The phrase “Innovate or die” comes from Tom Peters, a fantastically interesting man whom I have had the pleasure of knowing well. His “In Search of Excellence” launched him into the business quality guru limelight. Like Jim Collins, he based his advice on what he found by looking at successful companies. Health care systems are at that point: either we innovate or we will die of strangulation at the hands of fee-for-service medicine as piecework payments drop and we burn out and fail as we try to cover our high fixed overhead with declining fees and declining volume.
I am fortunate enough to be enrolled in a leadership course at Massachusetts General Hospital, where I heard recently that health care systems will have to improve efficiency by 2 percent each year over the next decade, or go broke. Why? Because government, employers, insurers, and, most of all, those we serve can no longer afford us. So the “die” road looks like this: hang onto our old ways of provider centric workflows, attempting to see more volume of reduced-payment services, with little attention to what patients really want. Soon the net revenue will not cover the cost, so many start the downhill spiral of cutting staff, service, and materials, and running the flow faster through a broken system.

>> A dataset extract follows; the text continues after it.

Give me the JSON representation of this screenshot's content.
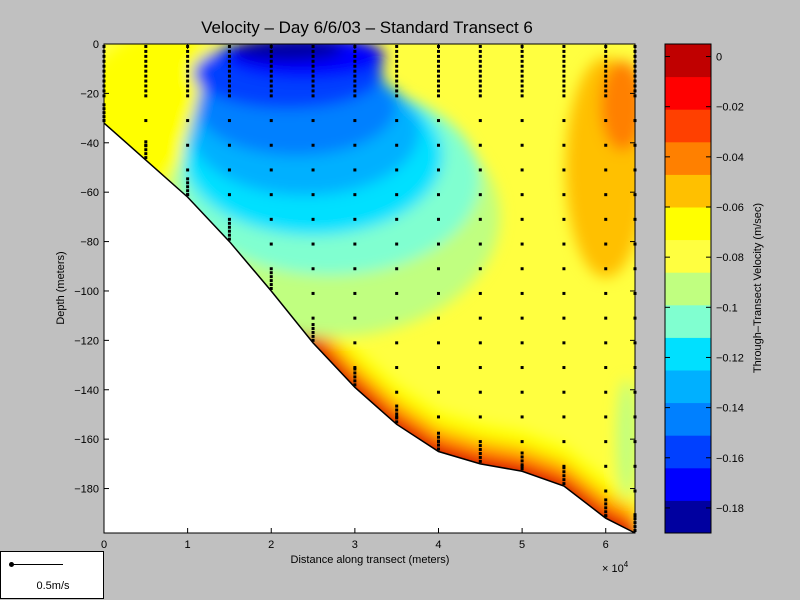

The innovate/achieve success path looks like: figure out what out the population really needs (it helps to ask them), shed services we don’t need, enhance services patients need and want, and get really good at customer service so we build loyalty. Generally that will mean fewer decentralized inpatient services with regionalization of high tech care, and much more robust and patient-centered outpatient care. That means providers have to get out of their view of the world through the lens of what providers need, and become everything our customers want. The literature suggests the lists of our customers’ wants includes same day access, extended hours, walk-in clinic services, no waits, talking to a person when they call the office, web access to schedule appointments, emailing providers, and highly personable care. All of these are currently being delivered many places; I have seen it.